Il presidente Fontana l’altro giorno avrebbe affermato che non ha sbagliato nessuno. Insomma, sta di fatto che mentre partivano i saldi la Lombardia si fermava, le attività richiudevano quello che era rimasto da chiudere e le class action ora si moltiplicano.

Nella foto un dettaglio della lettera che la Rai ha pubblicato ieri durante il Tg3.

Il governatore Attilio Fontana insiste la line difensiva: il Pirellone non ha “mai sbagliato a dare i dati e non li ha mai rettificati”, ha solo valorizzato alcuni dati “su richiesta dell’Istituto Superiore di Sanità”.
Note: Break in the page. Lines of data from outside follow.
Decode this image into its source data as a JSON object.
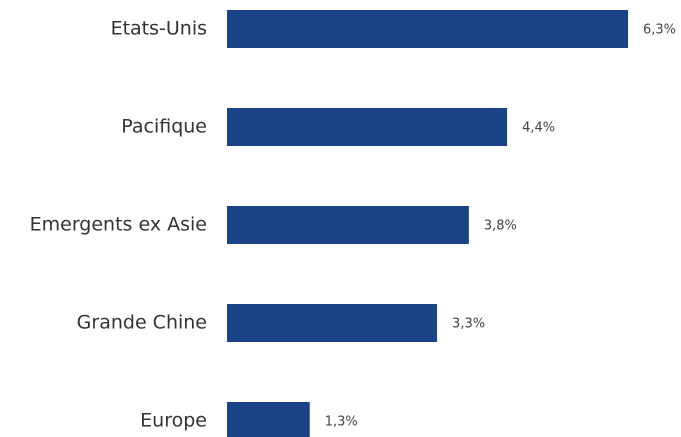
{
  "chart_data": {
    "type": "bar",
    "orientation": "horizontal",
    "categories": [
      "Etats-Unis",
      "Pacifique",
      "Emergents ex Asie",
      "Grande Chine",
      "Europe"
    ],
    "values": [
      6.3,
      4.4,
      3.8,
      3.3,
      1.3
    ],
    "value_labels": [
      "6,3%",
      "4,4%",
      "3,8%",
      "3,3%",
      "1,3%"
    ],
    "color": "#1a4388"
  }
}
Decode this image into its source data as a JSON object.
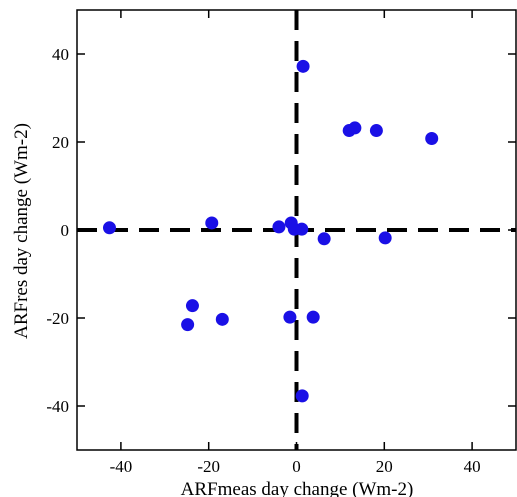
{
  "chart_data": {
    "type": "scatter",
    "xlabel": "ARFmeas day change (Wm-2)",
    "ylabel": "ARFres day change (Wm-2)",
    "xlim": [
      -50,
      50
    ],
    "ylim": [
      -50,
      50
    ],
    "xticks": [
      -40,
      -20,
      0,
      20,
      40
    ],
    "yticks": [
      -40,
      -20,
      0,
      20,
      40
    ],
    "grid": false,
    "marker_color": "#1a10e6",
    "reference_lines": [
      {
        "axis": "x",
        "value": 0,
        "style": "dashed"
      },
      {
        "axis": "y",
        "value": 0,
        "style": "dashed"
      }
    ],
    "series": [
      {
        "points": [
          {
            "x": 1.5,
            "y": 37.2
          },
          {
            "x": 12.0,
            "y": 22.6
          },
          {
            "x": 13.3,
            "y": 23.2
          },
          {
            "x": 18.2,
            "y": 22.6
          },
          {
            "x": 30.8,
            "y": 20.8
          },
          {
            "x": -42.6,
            "y": 0.5
          },
          {
            "x": -19.3,
            "y": 1.6
          },
          {
            "x": -4.0,
            "y": 0.7
          },
          {
            "x": -1.2,
            "y": 1.6
          },
          {
            "x": -0.5,
            "y": 0.2
          },
          {
            "x": 1.2,
            "y": 0.2
          },
          {
            "x": 6.3,
            "y": -2.0
          },
          {
            "x": 20.2,
            "y": -1.8
          },
          {
            "x": -23.7,
            "y": -17.2
          },
          {
            "x": -24.8,
            "y": -21.5
          },
          {
            "x": -16.9,
            "y": -20.3
          },
          {
            "x": -1.5,
            "y": -19.8
          },
          {
            "x": 3.8,
            "y": -19.8
          },
          {
            "x": 1.3,
            "y": -37.7
          }
        ]
      }
    ]
  }
}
Buttare in rissa la questione dell’Rt lombardo certamente contribuisce a non fare emergere la verità. E i cittadini lombardi, questa volta più che mai hanno il diritto di sapere come stanno le cose”, ha commentato il sindaco di Milano Beppe Sala sulla sua pagina Instagram.
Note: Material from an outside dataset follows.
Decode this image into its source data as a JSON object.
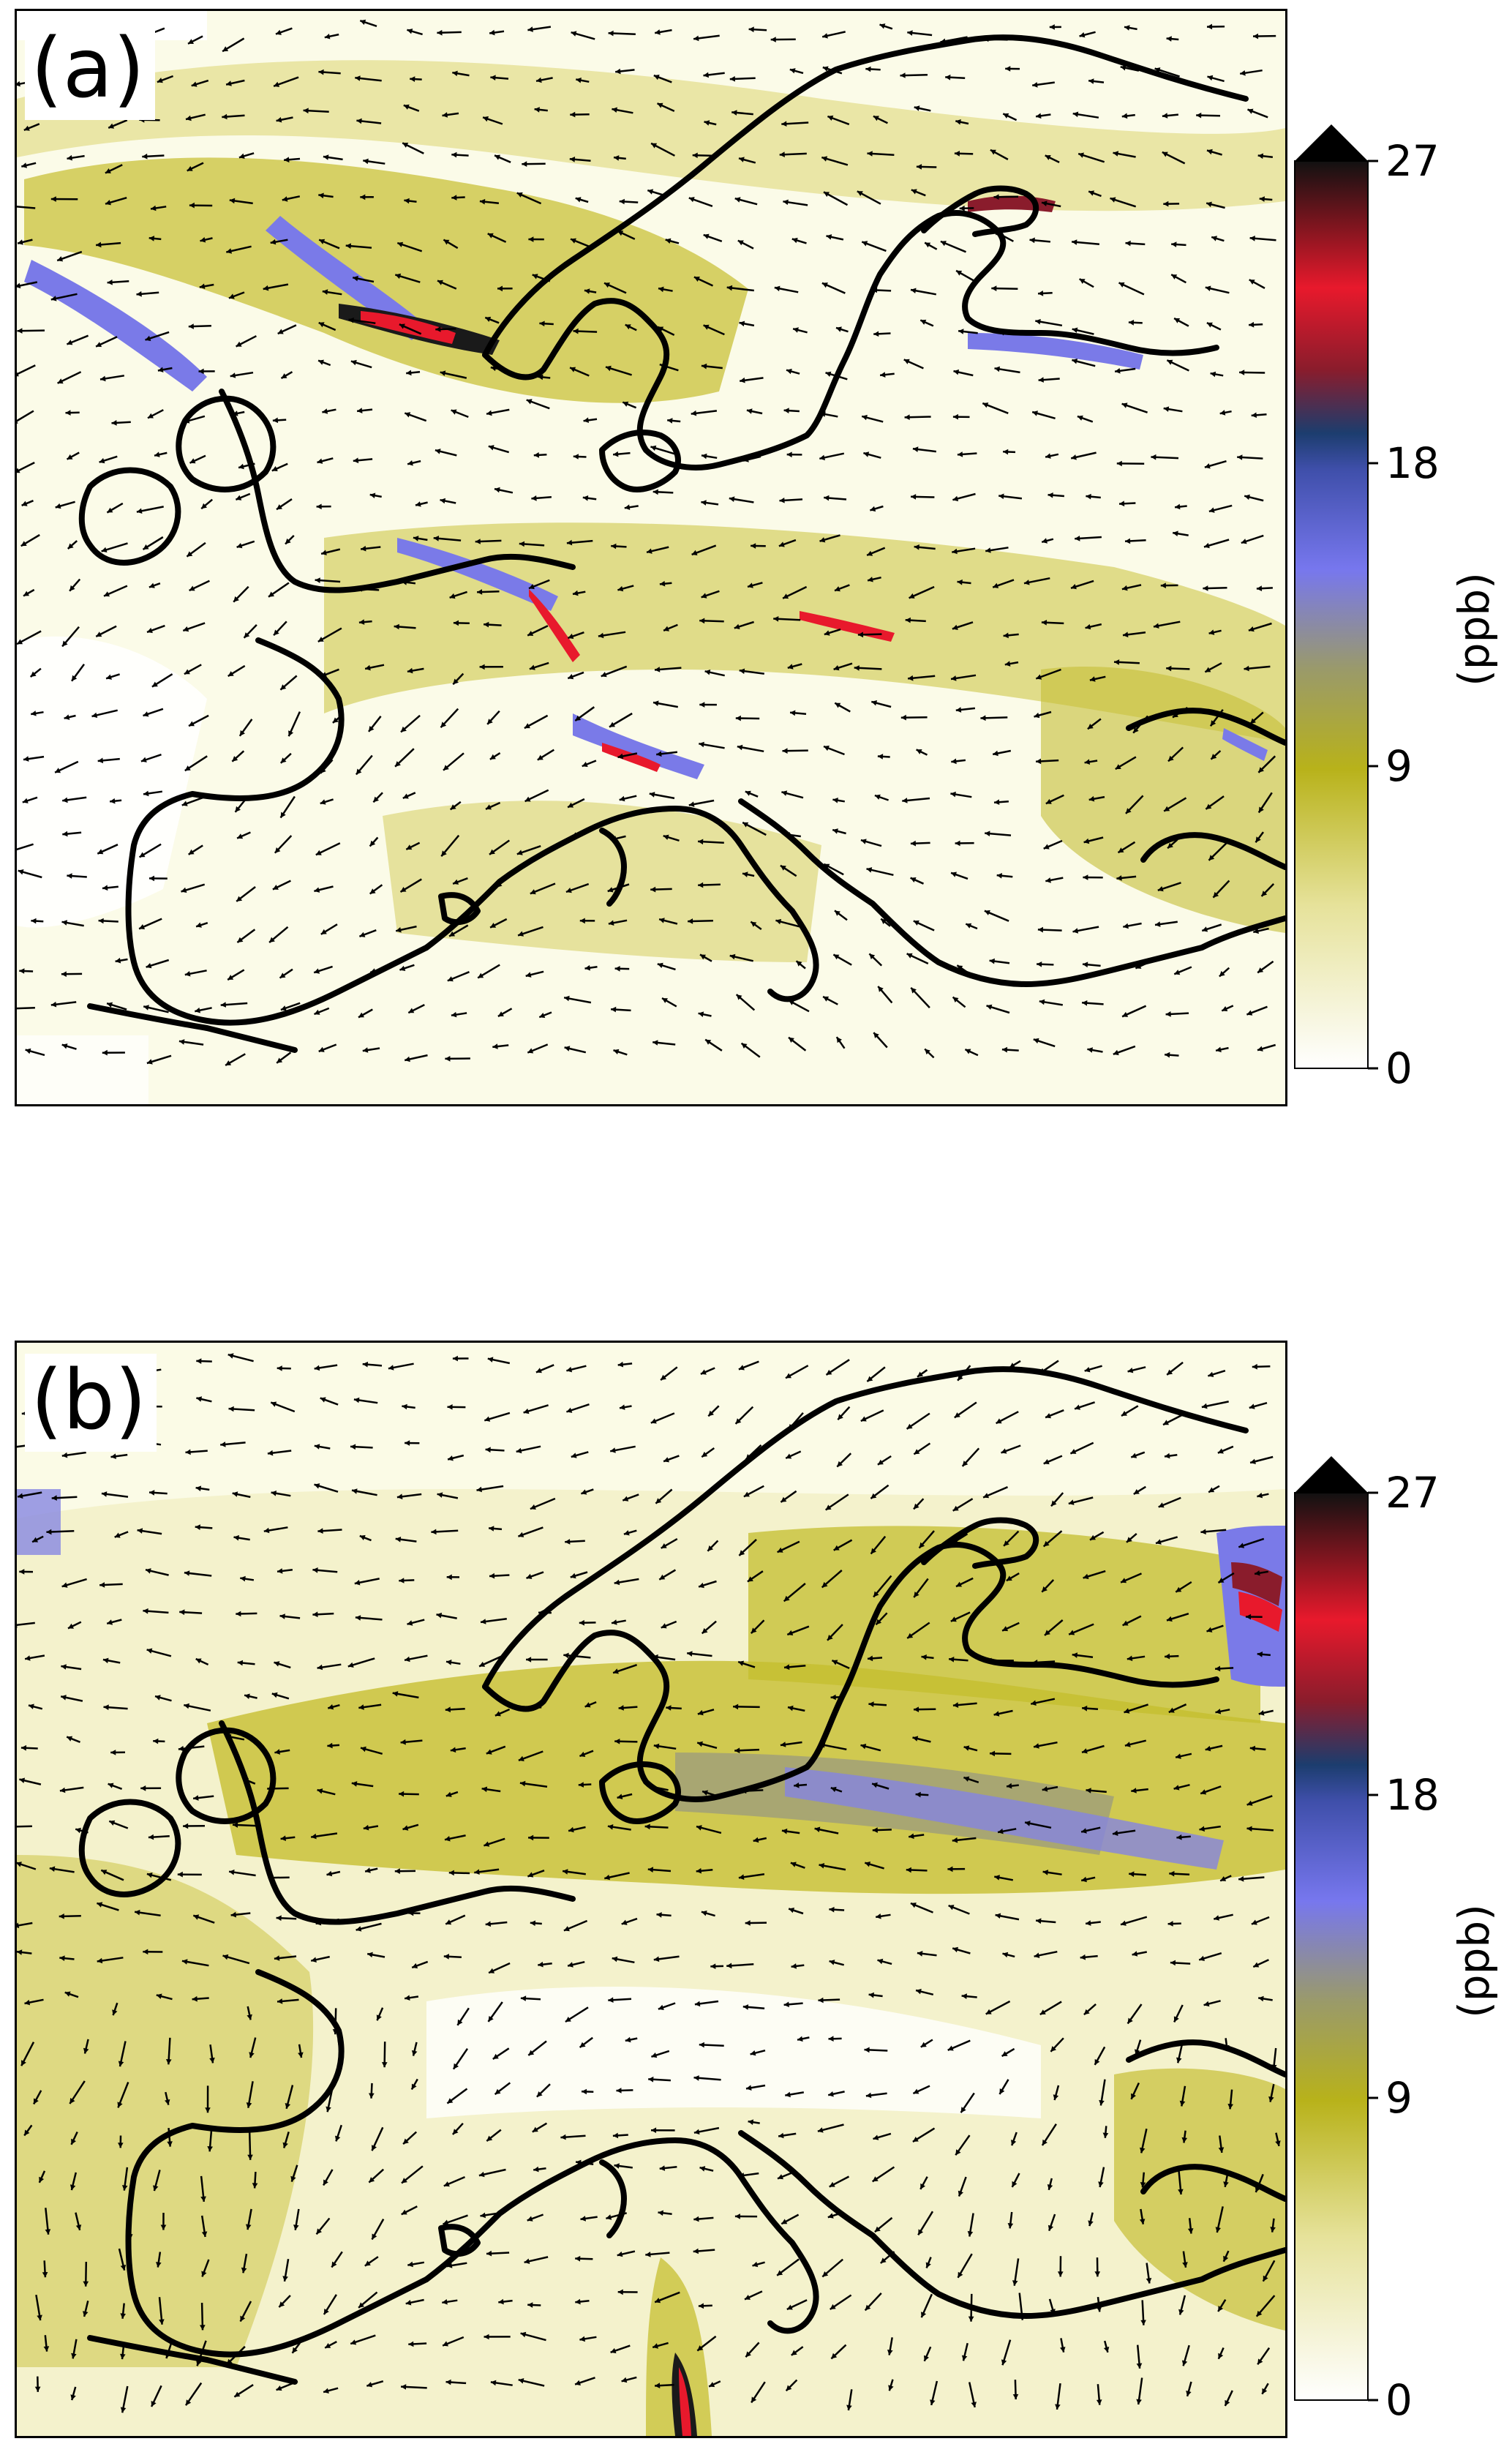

Arriva la replica di Fontana: “I dati di Regione Lombardia sono pubblici e il sindaco Beppe Sala lo sa benissimo”. Il governatore lombardo risponde così al sindaco. Dunque, “se Beppe Sala vuole sapere perché l’errore sia stato riscontrato solo per la Lombardia, faccia richiesta al Ministero – prosegue -, a noi non è dato di sapere di un algoritmo segreto che hanno e usano solo a Roma. Magari a lui rispondono”.

A criticare le decisioni sulle zone non è solo la Lombardia, che ora si prepara a riaprire con il sindaco di Milano Giuseppe Sala, che ha firmato un’ordinanza per scaglionare gli orari mattutini con l’apertura dei negozi non alimentari posticipata alle 10.15. Contro il passaggio in arancione ha tuonato anche il presidente della Sardegna Christian Solinas, che chiede una rettifica altrimenti, ha spiegato, “tuteleremo le ragioni della Sardegna in altre sedi”. La Provincia autonoma di Bolzano invece continua ad esercitare le sue prerogative: aperti negozi e bar anche se è in zona rossa, ormai solo con la Sicilia.